Латынь они коверкали беспощадно. Это была не классическая латынь Цицерона и даже не чистая ватиканская каноническая речь, а дикая, вульгарная смесь местного немецкого диалекта и церковных заучиваний. Сам отец Ансельм знал язык ровно в том объёме, какого требовал местный служебник. Никакой грамматической системы здесь не преподавали. Понимания смыслов не требовалось.
Здесь вбивали навык механического повторения. Строка за строкой. Покорность за покорностью.
Я понял: для этих людей святое слово вообще не должно было иметь понятного логического смысла. Его сила заключалась именно в его непостижимости. Это была школа не знаний, а школа идеальной дисциплины.
Мальчик во втором ряду — веснушчатый сын пекаря — запутался на длинном слове admirabile.
Отец Ансельм мгновенно замер.
— К столу, Йохан.
Мальчик встал без единого слова. Без плача, без попыток оправдаться. Он давно знал правила этого мира. Подойдя к столу, протянул правую ладонь ладонью вверх.
Розга рассекла воздух с коротким, сухим свистом.
Хрясь!
Удар был дозированным, привычным. Мальчик лишь вздрогнул всем корпусом, но не издал ни звука. На чистой коже ладони моментально вздулась багровая полоса.
— На место, — отчеканил капеллан. — Читать заново.
Мальчик вернулся на скамью. Никто из учеников даже не повернул головы. Ни жалости, ни удивления. Обычный элемент обучающего процесса.
Я опустил взгляд на свою восковую табличку.
Главный урок этого заведения прост: не выделяться и не провоцировать.
Когда черёд чтений дошёл до моего места, отец Ансельм медленно повернул голову.
— Молодой господин Марк. Ваша очередь.
Я поднялся со скамьи и подошёл к учительскому столу.
Псалтирь лежала открытой на массивно выделанной странице. Пергамент пожелтел от времени, заглавная буква D была выведена красной киноварью.
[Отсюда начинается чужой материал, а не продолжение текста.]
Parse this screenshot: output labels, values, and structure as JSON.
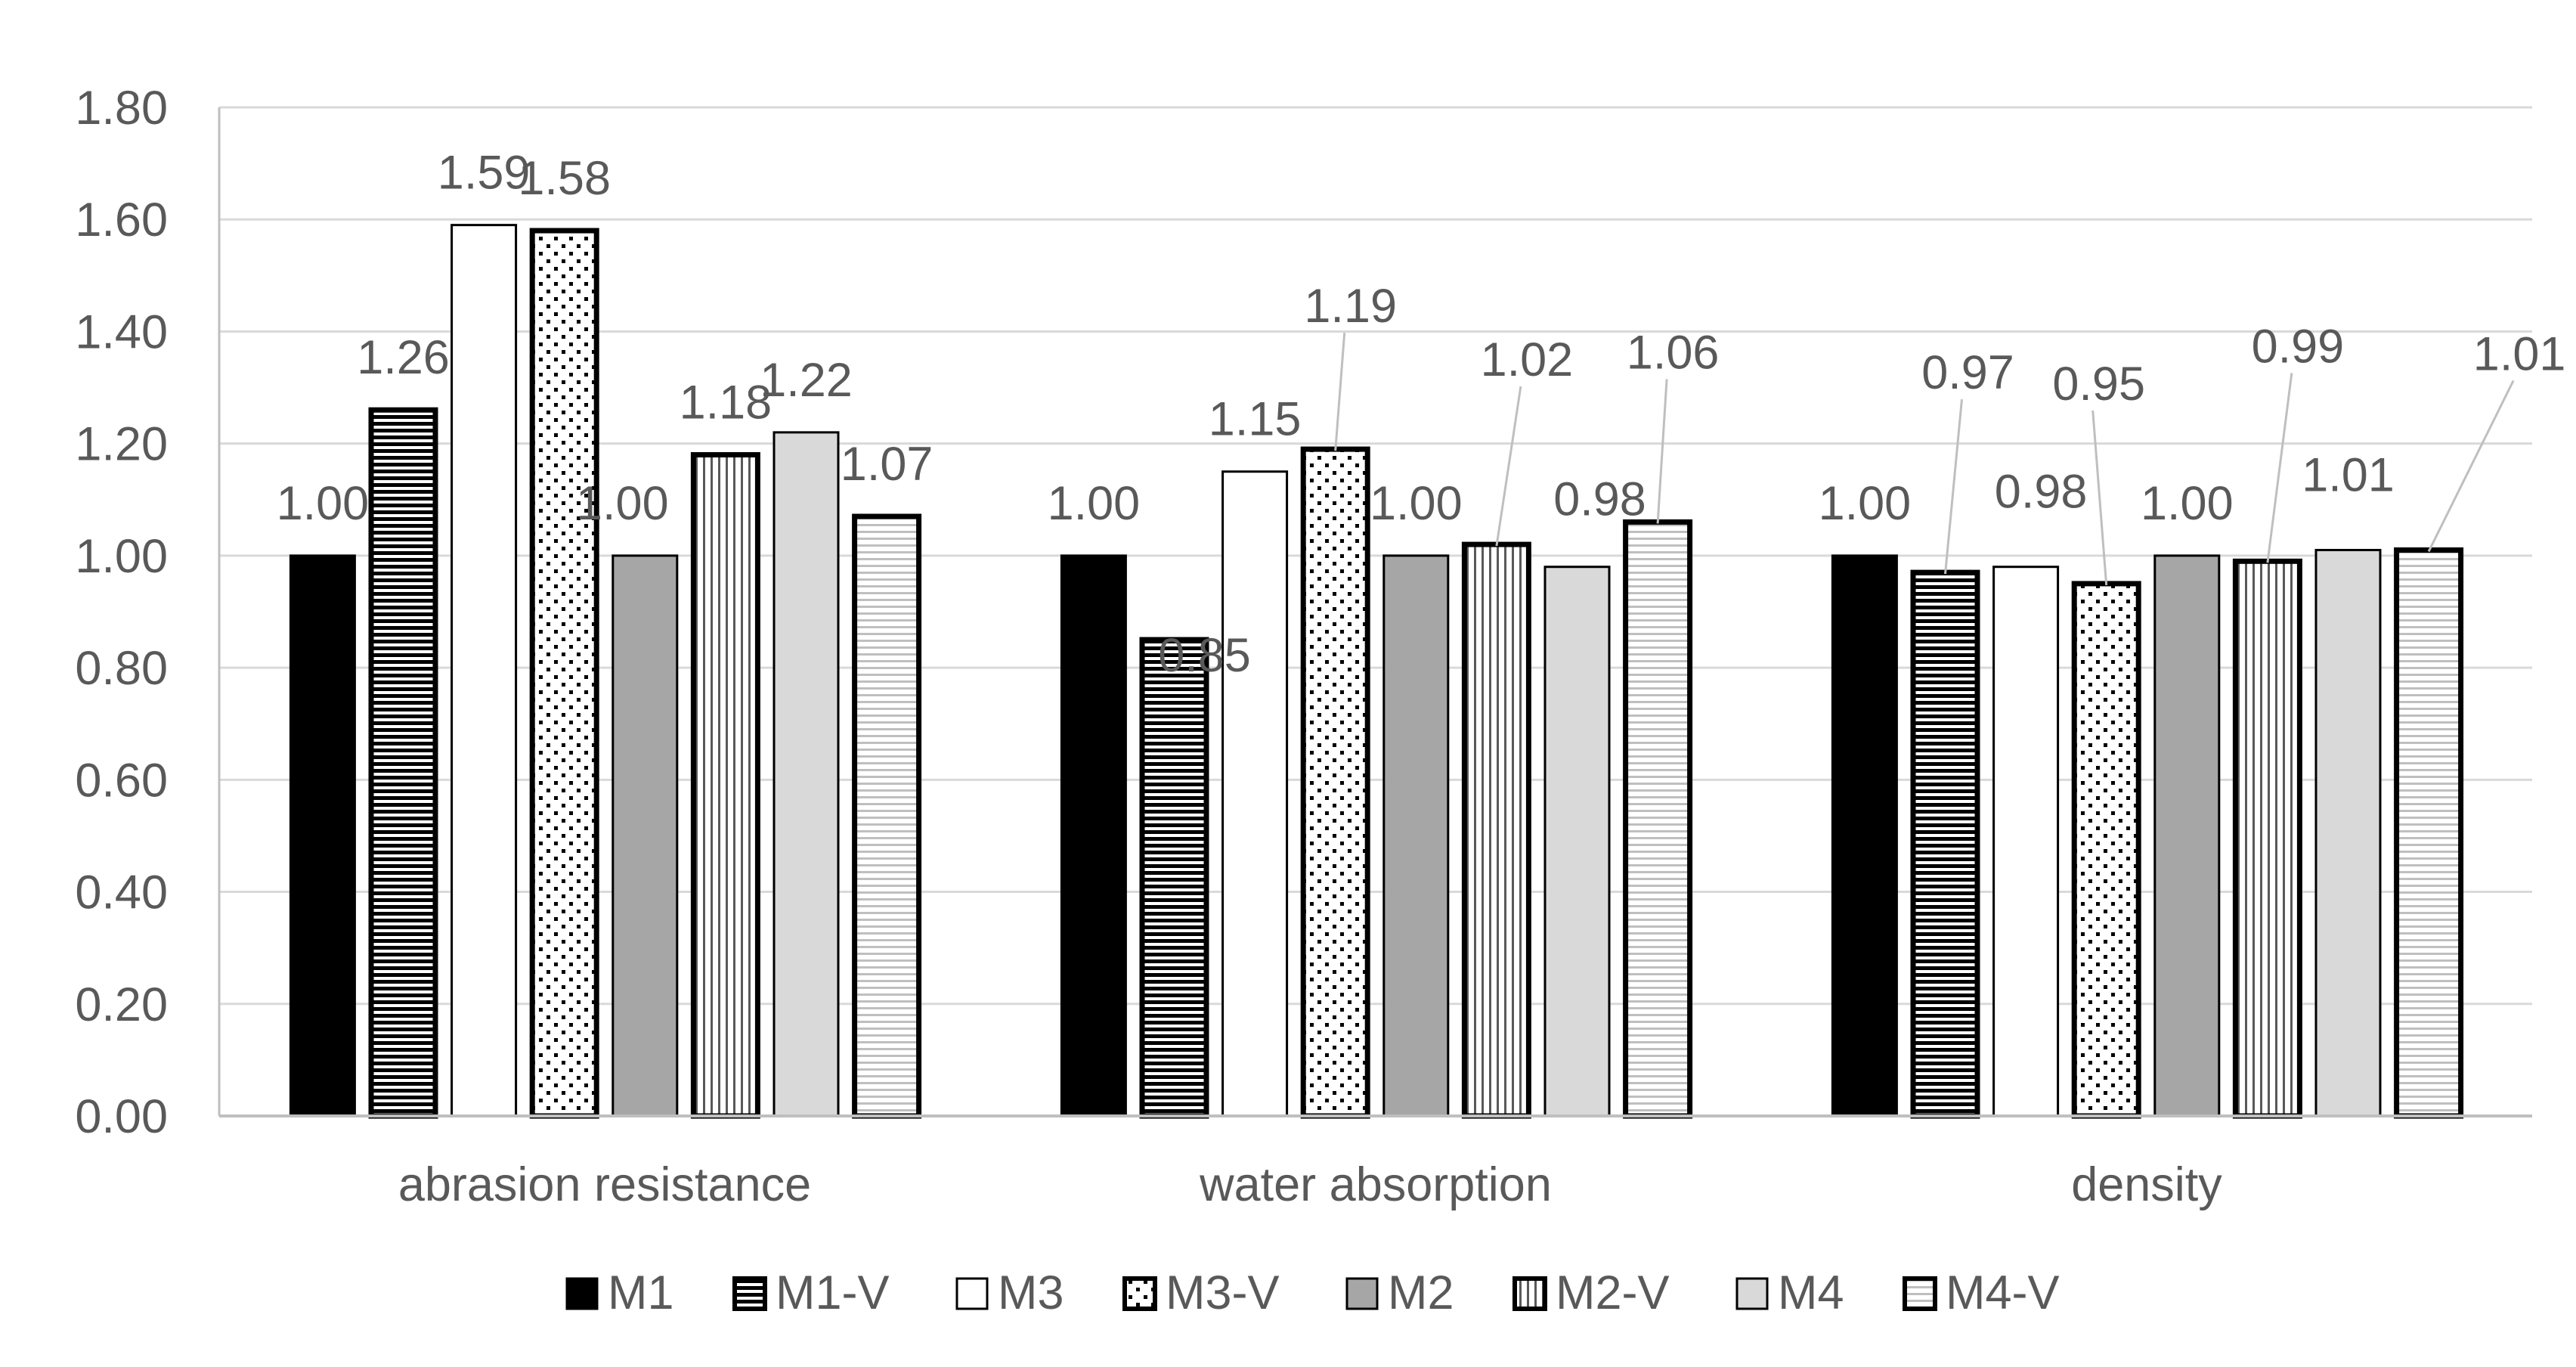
{
  "chart_data": {
    "type": "bar",
    "title": "",
    "xlabel": "",
    "ylabel": "",
    "ylim": [
      0,
      1.8
    ],
    "yticks": [
      "0.00",
      "0.20",
      "0.40",
      "0.60",
      "0.80",
      "1.00",
      "1.20",
      "1.40",
      "1.60",
      "1.80"
    ],
    "grid": true,
    "legend_position": "bottom",
    "categories": [
      "abrasion resistance",
      "water absorption",
      "density"
    ],
    "series": [
      {
        "name": "M1",
        "pattern": "solid-black",
        "values": [
          1.0,
          1.0,
          1.0
        ],
        "labels": [
          "1.00",
          "1.00",
          "1.00"
        ]
      },
      {
        "name": "M1-V",
        "pattern": "horizontal-dense",
        "values": [
          1.26,
          0.85,
          0.97
        ],
        "labels": [
          "1.26",
          "0.85",
          "0.97"
        ]
      },
      {
        "name": "M3",
        "pattern": "white",
        "values": [
          1.59,
          1.15,
          0.98
        ],
        "labels": [
          "1.59",
          "1.15",
          "0.98"
        ]
      },
      {
        "name": "M3-V",
        "pattern": "dots",
        "values": [
          1.58,
          1.19,
          0.95
        ],
        "labels": [
          "1.58",
          "1.19",
          "0.95"
        ]
      },
      {
        "name": "M2",
        "pattern": "solid-gray",
        "values": [
          1.0,
          1.0,
          1.0
        ],
        "labels": [
          "1.00",
          "1.00",
          "1.00"
        ]
      },
      {
        "name": "M2-V",
        "pattern": "vertical",
        "values": [
          1.18,
          1.02,
          0.99
        ],
        "labels": [
          "1.18",
          "1.02",
          "0.99"
        ]
      },
      {
        "name": "M4",
        "pattern": "solid-lightgray",
        "values": [
          1.22,
          0.98,
          1.01
        ],
        "labels": [
          "1.22",
          "0.98",
          "1.01"
        ]
      },
      {
        "name": "M4-V",
        "pattern": "horizontal-light",
        "values": [
          1.07,
          1.06,
          1.01
        ],
        "labels": [
          "1.07",
          "1.06",
          "1.01"
        ]
      }
    ],
    "colors": {
      "text": "#595959",
      "grid": "#d9d9d9",
      "axis": "#bfbfbf",
      "black": "#000000",
      "gray": "#a6a6a6",
      "lightgray": "#d9d9d9",
      "white": "#ffffff"
    }
  }
}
Строка была элементарной: Quoniam videbo caelos tuos, opera digitorum tuorum…
Я знал эту строку безупречно. Не из памяти мальчика Марка — из своего прежнего, университетского прошлого. Я мог прочитать её с идеальным классическим произношением, перевести каждое слово и разобрать синтаксический строй предложений.
И именно поэтому я категорически не имел права этого делать.
Если пятнадцатилетний барчук, известный своей нерадивостью, вдруг заговорит на идеальной академической латыни — это вызовет у церковников не восторг, а дикий ужас. В лучшем случае объявят одержимым бесами. В худшем — запрут в монастырском карцере.
Я сделал глубокий вдох, имитируя телесную слабость после болезни.
И начал читать. Медленно. По складам.
На слове digitorum намеренно запнулся, сделав паузу. В окончании следующего слова нарочно смазал гласную, выдав ту самую грубую местную ошибку, которую делали все ученики.
Отец Ансельм слегка приподнял левую бровь.